Shalal-Esa: But silence has a price.

Abu-Jaber: I feel like if there’s a choice … between speaking and suppressing yourself that inevitably you have to speak. Audre Lorde once said, ‘Your silence will not protect you.’ That’s a really hard lesson to learn, and sometimes you have to learn that the hard way. It’s an instinct to try to hide if you’re feeling like you’re under attack, to be quiet. And you learn that, unfortunately, what looks like the easy way is often a really bad choice. If you silence yourself, if you try to be good, if you try to be polite, or toe a party line, you end up paying for that in the long run. You pay for it … with your homeland, or with your soul, or with your artistic vision.

Shalal-Esa: Do you get the sense that censorship is on the rise now, after September 11?

Abu-Jaber: There was that essay by Susan Sontag in The New Yorker. It was pretty critical. She said things like that terrorism doesn’t happen … that we should have seen it coming because of our foreign policy. She was really lambasted for the essay. To me it shows you what kind of chilling times we’re living in; that people are being extremely careful about what they say, and how they’re representing themselves. You hear whispers about McCarthyism, that kind of fearfulness. It means that you have to become a lot more cagey and strategic about the way you speak. You have to be smart about it.

Shalal-Esa: Do you think “Memories of Birth” will ever be published?

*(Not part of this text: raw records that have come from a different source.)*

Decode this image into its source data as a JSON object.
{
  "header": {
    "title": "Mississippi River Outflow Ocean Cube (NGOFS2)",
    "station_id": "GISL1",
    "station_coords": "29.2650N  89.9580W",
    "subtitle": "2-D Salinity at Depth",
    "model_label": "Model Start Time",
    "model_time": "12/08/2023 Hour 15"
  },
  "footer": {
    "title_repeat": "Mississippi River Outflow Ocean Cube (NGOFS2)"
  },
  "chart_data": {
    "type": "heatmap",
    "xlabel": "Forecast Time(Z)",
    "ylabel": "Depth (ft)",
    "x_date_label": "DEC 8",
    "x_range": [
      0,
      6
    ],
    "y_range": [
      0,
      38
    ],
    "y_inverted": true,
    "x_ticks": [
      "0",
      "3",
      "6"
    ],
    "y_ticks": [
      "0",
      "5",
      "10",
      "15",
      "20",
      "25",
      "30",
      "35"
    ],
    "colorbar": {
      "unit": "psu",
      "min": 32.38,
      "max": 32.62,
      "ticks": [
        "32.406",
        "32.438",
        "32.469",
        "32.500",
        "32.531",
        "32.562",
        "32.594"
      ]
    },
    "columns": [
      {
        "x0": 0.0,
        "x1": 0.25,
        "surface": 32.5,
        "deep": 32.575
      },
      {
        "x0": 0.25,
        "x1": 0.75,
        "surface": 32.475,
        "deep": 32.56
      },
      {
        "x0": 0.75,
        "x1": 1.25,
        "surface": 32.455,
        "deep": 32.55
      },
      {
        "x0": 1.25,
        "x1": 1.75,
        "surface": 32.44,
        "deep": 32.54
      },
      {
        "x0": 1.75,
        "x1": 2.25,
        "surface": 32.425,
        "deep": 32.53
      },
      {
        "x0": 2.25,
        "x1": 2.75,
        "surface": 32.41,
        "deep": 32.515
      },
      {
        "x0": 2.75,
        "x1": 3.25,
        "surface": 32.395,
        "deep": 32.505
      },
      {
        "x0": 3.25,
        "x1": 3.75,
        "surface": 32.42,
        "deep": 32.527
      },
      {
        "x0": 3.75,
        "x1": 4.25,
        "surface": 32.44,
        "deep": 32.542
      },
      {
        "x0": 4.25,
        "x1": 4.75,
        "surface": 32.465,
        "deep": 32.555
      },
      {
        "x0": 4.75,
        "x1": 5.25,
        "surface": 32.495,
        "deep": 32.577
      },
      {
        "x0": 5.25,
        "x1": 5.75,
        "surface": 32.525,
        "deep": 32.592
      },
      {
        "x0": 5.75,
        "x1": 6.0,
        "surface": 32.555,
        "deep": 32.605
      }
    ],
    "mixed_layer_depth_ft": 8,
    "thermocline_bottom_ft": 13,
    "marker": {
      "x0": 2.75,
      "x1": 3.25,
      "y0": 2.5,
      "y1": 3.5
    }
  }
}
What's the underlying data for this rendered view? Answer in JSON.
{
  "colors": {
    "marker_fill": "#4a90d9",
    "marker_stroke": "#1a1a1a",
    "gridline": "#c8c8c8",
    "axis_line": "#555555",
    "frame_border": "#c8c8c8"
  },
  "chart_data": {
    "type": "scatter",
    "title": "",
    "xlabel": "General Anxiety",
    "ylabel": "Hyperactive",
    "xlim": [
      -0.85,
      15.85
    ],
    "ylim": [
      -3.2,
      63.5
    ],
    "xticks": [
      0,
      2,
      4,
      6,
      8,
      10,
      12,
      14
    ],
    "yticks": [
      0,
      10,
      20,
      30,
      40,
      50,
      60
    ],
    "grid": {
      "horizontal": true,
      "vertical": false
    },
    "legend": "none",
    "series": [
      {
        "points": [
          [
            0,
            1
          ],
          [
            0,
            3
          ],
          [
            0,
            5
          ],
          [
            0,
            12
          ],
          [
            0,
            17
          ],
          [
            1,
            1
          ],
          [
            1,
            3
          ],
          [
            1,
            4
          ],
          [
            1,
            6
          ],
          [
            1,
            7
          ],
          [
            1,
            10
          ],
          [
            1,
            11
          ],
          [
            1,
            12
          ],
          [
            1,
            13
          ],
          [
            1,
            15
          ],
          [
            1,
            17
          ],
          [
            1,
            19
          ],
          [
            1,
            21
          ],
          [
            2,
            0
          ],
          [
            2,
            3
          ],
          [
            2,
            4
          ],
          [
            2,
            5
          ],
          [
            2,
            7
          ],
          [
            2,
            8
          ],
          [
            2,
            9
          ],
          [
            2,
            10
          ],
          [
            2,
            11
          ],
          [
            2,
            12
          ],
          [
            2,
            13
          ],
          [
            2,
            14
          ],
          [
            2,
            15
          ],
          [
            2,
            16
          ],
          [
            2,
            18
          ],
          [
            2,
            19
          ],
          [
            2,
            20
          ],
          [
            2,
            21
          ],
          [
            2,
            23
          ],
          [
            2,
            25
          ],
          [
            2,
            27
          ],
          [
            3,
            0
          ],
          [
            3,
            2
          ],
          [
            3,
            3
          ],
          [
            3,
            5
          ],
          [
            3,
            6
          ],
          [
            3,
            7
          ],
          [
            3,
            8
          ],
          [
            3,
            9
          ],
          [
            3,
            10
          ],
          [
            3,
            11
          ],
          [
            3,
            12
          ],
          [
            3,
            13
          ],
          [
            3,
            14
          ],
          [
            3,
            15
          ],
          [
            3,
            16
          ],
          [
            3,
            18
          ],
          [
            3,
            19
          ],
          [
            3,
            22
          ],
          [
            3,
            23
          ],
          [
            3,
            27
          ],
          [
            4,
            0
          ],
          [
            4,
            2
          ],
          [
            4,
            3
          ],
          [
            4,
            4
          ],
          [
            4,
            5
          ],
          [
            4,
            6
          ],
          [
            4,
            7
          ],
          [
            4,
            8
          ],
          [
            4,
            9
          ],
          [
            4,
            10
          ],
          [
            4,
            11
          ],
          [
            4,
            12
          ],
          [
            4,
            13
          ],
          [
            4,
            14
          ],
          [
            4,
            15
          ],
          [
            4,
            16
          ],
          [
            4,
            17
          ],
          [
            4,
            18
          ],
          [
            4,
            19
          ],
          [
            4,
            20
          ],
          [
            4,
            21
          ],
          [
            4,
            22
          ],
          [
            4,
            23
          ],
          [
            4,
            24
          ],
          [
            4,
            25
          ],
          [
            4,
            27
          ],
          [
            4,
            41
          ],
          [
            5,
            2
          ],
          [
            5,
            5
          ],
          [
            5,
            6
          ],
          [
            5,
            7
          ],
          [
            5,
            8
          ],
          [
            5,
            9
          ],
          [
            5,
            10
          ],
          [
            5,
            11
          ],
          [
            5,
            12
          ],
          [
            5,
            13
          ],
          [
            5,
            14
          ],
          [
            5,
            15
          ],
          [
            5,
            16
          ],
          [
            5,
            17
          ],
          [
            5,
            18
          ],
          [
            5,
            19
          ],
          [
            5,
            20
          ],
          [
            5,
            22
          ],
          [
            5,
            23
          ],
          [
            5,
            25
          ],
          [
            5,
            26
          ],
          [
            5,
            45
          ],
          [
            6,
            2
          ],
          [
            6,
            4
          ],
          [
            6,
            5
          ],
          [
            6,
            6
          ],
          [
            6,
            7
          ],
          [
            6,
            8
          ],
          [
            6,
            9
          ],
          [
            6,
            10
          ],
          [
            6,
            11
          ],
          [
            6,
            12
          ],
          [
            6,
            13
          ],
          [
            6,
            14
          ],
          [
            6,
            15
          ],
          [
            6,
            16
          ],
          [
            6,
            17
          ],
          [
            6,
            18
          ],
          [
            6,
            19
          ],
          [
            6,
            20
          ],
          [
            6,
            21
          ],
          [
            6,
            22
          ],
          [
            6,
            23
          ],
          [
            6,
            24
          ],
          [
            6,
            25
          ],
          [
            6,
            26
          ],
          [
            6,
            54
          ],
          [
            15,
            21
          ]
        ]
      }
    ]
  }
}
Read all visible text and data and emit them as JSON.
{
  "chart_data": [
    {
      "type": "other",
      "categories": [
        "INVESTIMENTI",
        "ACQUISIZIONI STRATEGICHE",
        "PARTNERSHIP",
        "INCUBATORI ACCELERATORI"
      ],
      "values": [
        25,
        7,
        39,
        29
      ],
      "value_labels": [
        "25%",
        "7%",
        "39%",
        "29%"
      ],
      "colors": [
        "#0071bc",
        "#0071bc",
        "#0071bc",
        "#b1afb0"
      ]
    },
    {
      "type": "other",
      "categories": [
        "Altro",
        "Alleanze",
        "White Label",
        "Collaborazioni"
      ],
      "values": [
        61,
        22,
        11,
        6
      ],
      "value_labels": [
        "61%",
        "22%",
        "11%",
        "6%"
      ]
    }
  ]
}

Abu-Jaber: My agent thinks so. We were just talking about it. She thinks that we will be able to. We talked about timing. We talked about when is the time to bring out a novel. It’s interesting to me to try to understand how the cultural Zeitgeist affects how an art object is received. I’m not abandoning it at all, not at all. Some small presses made offers on it, but I really want it to have as much of a mainstream audience as it can. So I’m going to revisit it next year.

Shalal-Esa: So what are you working on now? Another novel?

Abu-Jaber: I’m actually working on a food book. It’s a food memoir. It’s a memoir told through food. It’s fun to work on. I’ve been really enjoying myself. Each chapter is about a certain kind of Arabic dish. Then I use that dish to talk about my father’s love affair with food and how we were raised in this totally food-obsessed family, and the implications that the dishes had for us. How each one symbolized a different stage in our evolution as a family, as immigrants.  

This interview appeared in Al Jadid, Vol. 8, No. 39 (Spring 2002).